Although he’s likely to go down in the broad strokes version of gaming history as the guy who created Infiniminer—i.e., the game that Markus Persson was, uh, “inspired” by when he created the initially very similar Minecraft—studio founder Zach Barth has spent the last decade or so crafting a singular vision of puzzle gaming, one rooted in real-world programming techniques and an almost fetishistic love for the creation of intricate, alternate universe construction machines. Zachtronics games—which include the space-based factory sim Infinifactory, the elegant alchemy designer Opus Magnum, and a whole host of more straight programming challenges like TIS-100 and Shenzen I/O—force players’ brains to adapt to increasingly demanding logic and physics manipulation puzzles as their lists of tasks progress. Playing through one can feel like you’re forcing your brain into new, unrecognizable, and more complex shapes, something Barth codified when he instituted a program earlier this year to license several of his games to schools as educational tools for free.

The studio’s latest, the monochromatic chemistry simulator MOLEK-SYNTEZ, has already been added to the aforementioned Zachademics program, although it’s not clear how many teachers are likely to take the studio up on its offer; a game where you play as an anarchist drug manufacturer, pumping out amphetamines, mescaline, and party drugs (alongside other, more culturally benign substances) might be a hard sell for any high school chem teachers who don’t happen to be Walter White. Which is kind of the point; although the plots in Barth’s games tend to be lightly sketched, they almost all focus on outsiders, iconoclasts, and rule breakers, deploying ingenuity to circumvent arbitrary rules set by more ostensibly powerful forces. These are games about understanding, and then breaking, rules and systems in ways that put a heavy emphasis on freedom, even within their own tightly defined constraints.

To be fair, Barth and his team are happy to address all these issues; every game offered by Zachademics, including this latest, comes with content notes explaining to teachers what their students might be exposed to while playing them. (Such notes for earlier games include “It also depicts alchemy, which is essentially made-up chemistry and may offend science teachers,” and “Students may acquire an increased sense of the ridiculousness of modern capitalist society.”) MOLEK-SYNTEZ pointedly does not depict made-up chemistry, asking players/students to synthesize real compounds from real-life components, even if the mechanics for doing so—you essentially fire instructions at your various chemicals in order to form and break bonds, the sort of convenience an actual organic chemist would likely die for—are far more fantastical than the realities of bench science.
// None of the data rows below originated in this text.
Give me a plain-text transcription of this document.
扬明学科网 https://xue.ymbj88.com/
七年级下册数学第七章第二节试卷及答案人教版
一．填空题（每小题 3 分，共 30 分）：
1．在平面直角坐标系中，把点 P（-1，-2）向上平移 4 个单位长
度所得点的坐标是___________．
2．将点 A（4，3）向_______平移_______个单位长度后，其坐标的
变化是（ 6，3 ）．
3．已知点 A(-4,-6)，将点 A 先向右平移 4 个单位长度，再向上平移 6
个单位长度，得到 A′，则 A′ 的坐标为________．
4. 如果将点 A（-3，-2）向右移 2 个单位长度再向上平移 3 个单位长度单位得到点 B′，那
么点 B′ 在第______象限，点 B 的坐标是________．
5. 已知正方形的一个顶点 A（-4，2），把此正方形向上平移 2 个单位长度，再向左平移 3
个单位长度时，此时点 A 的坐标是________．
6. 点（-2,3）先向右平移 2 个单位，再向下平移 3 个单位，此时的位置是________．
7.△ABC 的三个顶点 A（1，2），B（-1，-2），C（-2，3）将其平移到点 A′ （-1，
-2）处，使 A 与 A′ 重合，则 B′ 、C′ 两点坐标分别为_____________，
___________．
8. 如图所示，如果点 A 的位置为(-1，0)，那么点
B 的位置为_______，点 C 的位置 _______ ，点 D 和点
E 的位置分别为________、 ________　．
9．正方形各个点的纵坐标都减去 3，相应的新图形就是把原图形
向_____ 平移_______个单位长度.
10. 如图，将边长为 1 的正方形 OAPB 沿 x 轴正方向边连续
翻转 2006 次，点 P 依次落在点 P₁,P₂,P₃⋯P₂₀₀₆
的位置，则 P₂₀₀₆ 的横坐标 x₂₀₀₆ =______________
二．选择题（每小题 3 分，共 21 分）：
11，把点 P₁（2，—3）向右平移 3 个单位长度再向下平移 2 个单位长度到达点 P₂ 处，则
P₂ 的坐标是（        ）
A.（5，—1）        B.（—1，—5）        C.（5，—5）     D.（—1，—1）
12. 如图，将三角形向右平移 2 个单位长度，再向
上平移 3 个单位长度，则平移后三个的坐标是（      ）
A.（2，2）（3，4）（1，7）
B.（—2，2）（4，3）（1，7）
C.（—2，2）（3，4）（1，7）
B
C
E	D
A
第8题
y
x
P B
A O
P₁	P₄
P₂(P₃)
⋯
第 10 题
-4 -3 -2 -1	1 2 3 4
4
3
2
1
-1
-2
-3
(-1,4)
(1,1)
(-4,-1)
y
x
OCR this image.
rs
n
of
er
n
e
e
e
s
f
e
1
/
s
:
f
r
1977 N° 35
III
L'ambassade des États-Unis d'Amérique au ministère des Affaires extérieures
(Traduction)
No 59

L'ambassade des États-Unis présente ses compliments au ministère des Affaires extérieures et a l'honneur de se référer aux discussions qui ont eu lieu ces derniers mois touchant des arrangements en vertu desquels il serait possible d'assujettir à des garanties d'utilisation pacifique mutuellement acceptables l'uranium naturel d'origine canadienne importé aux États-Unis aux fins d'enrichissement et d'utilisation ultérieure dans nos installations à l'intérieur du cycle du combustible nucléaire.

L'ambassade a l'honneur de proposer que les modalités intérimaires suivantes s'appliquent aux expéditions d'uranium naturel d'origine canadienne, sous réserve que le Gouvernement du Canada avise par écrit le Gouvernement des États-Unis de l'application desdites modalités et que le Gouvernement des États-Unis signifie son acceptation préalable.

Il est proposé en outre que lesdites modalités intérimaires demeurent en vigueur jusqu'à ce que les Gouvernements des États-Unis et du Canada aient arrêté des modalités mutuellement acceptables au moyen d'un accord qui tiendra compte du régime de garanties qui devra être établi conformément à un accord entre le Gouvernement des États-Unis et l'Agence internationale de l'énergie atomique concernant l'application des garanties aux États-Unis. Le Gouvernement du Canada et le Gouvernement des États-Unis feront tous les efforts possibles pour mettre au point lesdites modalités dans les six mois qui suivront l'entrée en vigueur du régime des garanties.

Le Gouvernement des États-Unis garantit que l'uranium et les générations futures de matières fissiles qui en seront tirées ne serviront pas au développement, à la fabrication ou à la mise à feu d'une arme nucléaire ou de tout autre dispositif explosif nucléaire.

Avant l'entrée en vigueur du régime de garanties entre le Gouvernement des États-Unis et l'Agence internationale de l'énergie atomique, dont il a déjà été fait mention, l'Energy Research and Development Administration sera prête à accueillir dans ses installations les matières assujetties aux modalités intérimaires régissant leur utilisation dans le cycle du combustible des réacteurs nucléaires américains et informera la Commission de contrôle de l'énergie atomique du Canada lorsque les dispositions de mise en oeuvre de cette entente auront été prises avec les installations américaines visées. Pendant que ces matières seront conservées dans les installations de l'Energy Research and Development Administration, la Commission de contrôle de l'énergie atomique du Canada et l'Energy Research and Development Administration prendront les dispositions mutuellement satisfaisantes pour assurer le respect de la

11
And while it lacks the Victorian elegance of Opus Magnum (still the studio’s most accessible and visually satisfying title to date), the compulsive drive to optimize solutions while you’re optimizing solutions is fully present, along with the simple satisfaction of playing with the pieces of Barth’s latest virtual toy. In other words, it’s another platonically idealized Zachtronics game—an educational tool for people who don’t mind when their educations (or their brains) happens to break a little bad.